March for immigration reform draws hundreds in Santa Rosa

It was too small for the liking of some, but it was still a vocal crowd that marched through downtown Santa Rosa on Sunday in an annual demonstration of support for overhauling immigration laws.

But as the familiar chants of "Si se puede" -- Yes we can -- filled Old Courthouse Square, where hundreds of people arrived around 4 p.m., Nati Ramirez worried that the whole of downtown wasn't flooded with marchers.

"They're not getting it, that it's in the air now, that we have this possibility," said Ramirez, who works for the county Health Services department and volunteers with the United Farm Workers union, which sponsored the event.

Indeed, the showing seemed at odds with the prospects for meaningful bipartisan progress on the contentious immigration issue, considered to be the best in two decades after Hispanic voters turned on Republican candidates last year.

"In previous years, when we were fighting for change, there were so many people," said Caroline Ba?elos, president of the Sonoma County Latino Democrat Club.

"Now that it's close to some kind of reform, nobody's here," she said, waiting for the start of the annual rally and march held in honor of the late Cesar Chavez, a farm worker, labor leader and civil rights activist who co-founded what became the UFW.

Similar marches were scheduled this weekend in more than a half-dozen cities across California, including Los Angeles, Bakersfield, Fresno, Salinas, Oxnard and Coachella.

"We need to fight more," added Georgina Warmoth of Rohnert Park, a Petaluma Community Health Center board member.

The crowd, which gathered slowly at a Sebastopol Road parking lot, eventually grew to between 400 and 500 people, far fewer than the 7,000 to 10,000 people who marched in 2007, and the 5,000 in 2010.

But it was healthy enough for Oscar Chavez, the executive director of nonprofit service provider CAP Sonoma County, to say, "I'm very optimistic and hopeful that we're starting a movement."

Chavez entered the country illegally in 1981. He became a permanent resident in 1989 under President Ronald Reagan's immigration reform bill, commonly known as amnesty, and a citizen in 2002. The time is right for another change in the law, he said.

"I know there are thousands of young people who are ready to make meaningful contributions to strengthen our country, and without that opportunity we limit their potential," he said.

There was evidence Sunday that major changes have already taken place.

Jose Torres, a Jalisco, Mexico, native who came illegally to the United States when he was 12, can now live and work legally in the United States. He qualified in October for the Deferred Action for Childhood Arrivals program, which President Barack Obama started with an executive order.

"I'm not going to lie to you, DACA changed my life. But it's just a stepping stone, it's not enough," said Torres, 26, of Rohnert Park.

"They call us Dreamers," he added, a term used to describe young immigrants who would benefit from the proposed Dream Act, which would create a path to citizenship for certain undocumented immigrants brought into the country illegally as children.

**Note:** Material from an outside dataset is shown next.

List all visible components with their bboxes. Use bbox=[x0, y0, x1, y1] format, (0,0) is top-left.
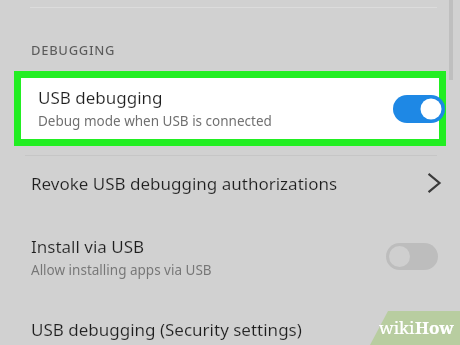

"But the true dreamers," Torres said, "are the parents who left everything behind to give us a better life."

Many of those parents were in the crowd, and some said they are keeping a close eye on Washington where a bipartisan group of senators is working on an immigration reform bill.

"I have more hope this year," said Jose Hernandez, a Santa Rosa resident who entered the United States illegally in 1990.

"There are a lot of people hoping," he said.

Maria Ramirez of Rohnert Park, a Mexican native who is a legal resident, said illegal immigrants have earned their way to a legal status in the community.

"They have suffered through hard work, low pay, separation from their families, humiliation and discrimination," she said. "And still they work. They persist."

Eventually, the march took shape, heading east down Sebastopol Road.

It proceeded without incident, taking about 1 ?-hours to reach downtown. The procession bristled with signs: "Stop the Raids." "Stop Separating Families." "Immigration Reform Now." "No Farmworkers, No Food."

Francisco Hernandez, who entered the county illegally in 1993 and has lived in Santa Rosa ever since, stood on the bandstand, looking out for audio equipment set up for speeches yet to be made.

A native of the Mexican state of Oaxaca, he works in Napa and Sonoma county vineyards. Nearly everyone he knows is an illegal immigrant, he said.

He showed off a photograph on his cellphone of him in a martial arts uniform. He teaches karate to kids in his Corby Avenue neighborhood so they'll stay out of trouble, he said.

He knows, he said, that there are many people who believe that because he is here illegally, he does not deserve the chance to become a citizen.

"I ask their forgiveness," he said. "I came to help my family."